錚吾労働法

一六五回 INAXメンテナンス事件③
 労組法は、ある程度、融通無碍なところがあって、「使用者概念」が拡張がされて来たって言っただろ。しかし、何でもかんでも拡張じゃあ、法的安定を欠く結果になってしまうな。そこで、法的不安定を現出させない程度の拡張でないとまずいことになる。だから、確かにそうとは言えるという説得力を持つような法的な判断基準というものを容易しなくちゃならんのさ。石川吉右衛門という変わった名前の大権威が、「不当労働行為の判断は労組に甘くやってきたもんだが、それで良かったんだ」ってご教授下さったよ。だから、純情だったということもあって、ワタシャ、労組法とはそういう法律だと思って来ちゃったのさ。それにしても、日本の産業構造はもう当時のものではなく、労働する者達の意識も随分と変わってしまっているから、労組に軍配上げるにしたって、昔の労使関係の構造を下敷きにしたような考え方はできないわね。
 しかし、そんな昔であっても、上手く説明しなきゃならない事件はあったんだよ。「CBC放送管弦楽団事件」(最1小判昭和51・5・6)は、その例だったんだよ。最近の同種事案は、INAXメンテナンス事件と同日判決の「新国立劇場運営財団事件」(最3小判平成23・4・12)があるね。CBC新国立劇場の2件は、いわゆる芸術家事案であったんだよ。芸術家事案に関しては、(労基法の労働者とも言えるかという問題を含めてさあ)INAXメンテナンス事件と同列に扱えないので、この教室で後に取り上げることにするよ。

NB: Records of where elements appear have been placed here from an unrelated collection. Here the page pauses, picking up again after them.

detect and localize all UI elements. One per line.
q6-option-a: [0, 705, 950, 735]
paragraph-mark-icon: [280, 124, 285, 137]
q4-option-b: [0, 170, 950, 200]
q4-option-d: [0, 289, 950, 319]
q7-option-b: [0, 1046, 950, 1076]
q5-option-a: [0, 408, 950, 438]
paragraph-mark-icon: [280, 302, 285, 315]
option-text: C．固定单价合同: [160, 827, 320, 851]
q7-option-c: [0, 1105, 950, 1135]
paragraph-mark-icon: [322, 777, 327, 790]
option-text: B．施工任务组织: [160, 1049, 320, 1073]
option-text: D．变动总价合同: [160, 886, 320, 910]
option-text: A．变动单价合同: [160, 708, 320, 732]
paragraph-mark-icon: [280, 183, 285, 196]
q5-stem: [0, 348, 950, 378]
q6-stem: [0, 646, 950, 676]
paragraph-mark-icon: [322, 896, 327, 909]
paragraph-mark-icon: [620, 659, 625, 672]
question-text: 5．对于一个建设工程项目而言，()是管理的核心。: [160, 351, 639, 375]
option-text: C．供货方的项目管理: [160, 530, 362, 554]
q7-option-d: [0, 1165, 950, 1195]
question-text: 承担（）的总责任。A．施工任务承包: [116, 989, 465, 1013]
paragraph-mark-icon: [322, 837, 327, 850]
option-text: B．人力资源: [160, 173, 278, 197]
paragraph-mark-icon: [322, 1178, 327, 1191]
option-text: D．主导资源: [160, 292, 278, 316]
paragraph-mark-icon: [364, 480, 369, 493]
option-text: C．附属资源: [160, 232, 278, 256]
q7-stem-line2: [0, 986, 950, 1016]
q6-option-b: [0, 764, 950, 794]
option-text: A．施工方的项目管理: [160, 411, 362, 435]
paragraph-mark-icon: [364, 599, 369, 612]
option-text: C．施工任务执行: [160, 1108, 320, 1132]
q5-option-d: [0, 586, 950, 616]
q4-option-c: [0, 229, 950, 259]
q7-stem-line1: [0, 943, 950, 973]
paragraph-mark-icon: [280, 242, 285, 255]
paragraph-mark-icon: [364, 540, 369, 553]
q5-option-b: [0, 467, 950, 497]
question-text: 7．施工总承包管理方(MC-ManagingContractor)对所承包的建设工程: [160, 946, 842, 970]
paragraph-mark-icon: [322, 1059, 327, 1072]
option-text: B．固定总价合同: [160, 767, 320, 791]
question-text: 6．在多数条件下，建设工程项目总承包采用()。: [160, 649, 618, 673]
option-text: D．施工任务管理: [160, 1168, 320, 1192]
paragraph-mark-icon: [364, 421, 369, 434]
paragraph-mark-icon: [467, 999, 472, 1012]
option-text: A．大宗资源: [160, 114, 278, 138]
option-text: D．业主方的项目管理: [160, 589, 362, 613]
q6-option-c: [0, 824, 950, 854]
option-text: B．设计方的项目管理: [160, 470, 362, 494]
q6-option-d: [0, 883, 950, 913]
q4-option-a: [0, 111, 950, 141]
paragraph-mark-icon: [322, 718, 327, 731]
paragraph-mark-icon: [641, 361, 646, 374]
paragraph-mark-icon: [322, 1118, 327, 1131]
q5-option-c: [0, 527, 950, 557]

 さて、INAXメンテナンス事件に登場するCEの皆さん方が、労組に代表されて団体交渉することが出来る労組法上の労働者であるかどうかをどのような基準に従って判断したらよろしいかということが、問われているんだったな。会社は、「CEの皆さん方は独立の事業者で、わが社とは業務委託契約を締結している」から労組法に言うところの労働者には当たらない、と言ってるわけだ。これは、全く通らない話じゃない。それなりに筋の通った主張なわけだな。それをダメだと言うわけだから、どんな理屈でダメだと言ったかを知らなきゃ話にならないんだよ。基準と言うのは、こういうことなのよ。
☆「大阪府労委」(初審)の判断基準は、次のとおり。
雇用契約下にある者と同程度の使用従属関係にある者と言えるかどうか。
・労組法上の保護の必要性が認められる労務供給契約下にある者と言えるかどうか。
☆「中労委)(再審査)の判断基準は、もっと精緻で、次のとおり。
・一方的に契約条件が決定されているかどうか。                                                       
・会社の業務遂行に恒常的かつ不可欠な労働力として組み込まれ管理されているかどうか。
・業務遂行の日時、場所、方法等につき指揮監督下に置かれているかどうか。
・業務依頼に対する諾否の自由があるかどうか。
・報酬が労務提供の対価といえるかどうか。
 府労委と中労委の判断基準の関係は、府労委の判断を中労委がよしとする以上は、裁判所における司法審査に堪えうる(内容の)基準でなければならないところまでブラッシュアップしたという関係であろうよ。ま。当然に問題となる論点をINAXメンテナンス事件の事実関係から析出し、基準として示したということなのさ。中労委のこの判断基準の設定の仕方は、「団交しなさい」という方向性を使用者に指し示すと同時に、詳細に事実認定した上での「団交しなさい」という正当なものであるとの裁判所向けの説得ともなっているものなんだな。籾山神社の隣から来ているそこのY君よ、われほの言っとることばはー、分かっとんとね。赤くなっとんぞ。
 これらの判断基準に即して総合的に判断すればだね、CEの皆さん方を代表する労組とは団交しなくちゃいかんということなのさ。ということはだよ、事実関係からこのような判断基準を析出してんだから、おのずと、結論は水が流れるがごとくに出てくることになるんだね。なんだこういう流れなのか、面白いなという気になってくれたかい。法律学ってのは、面白いだろ。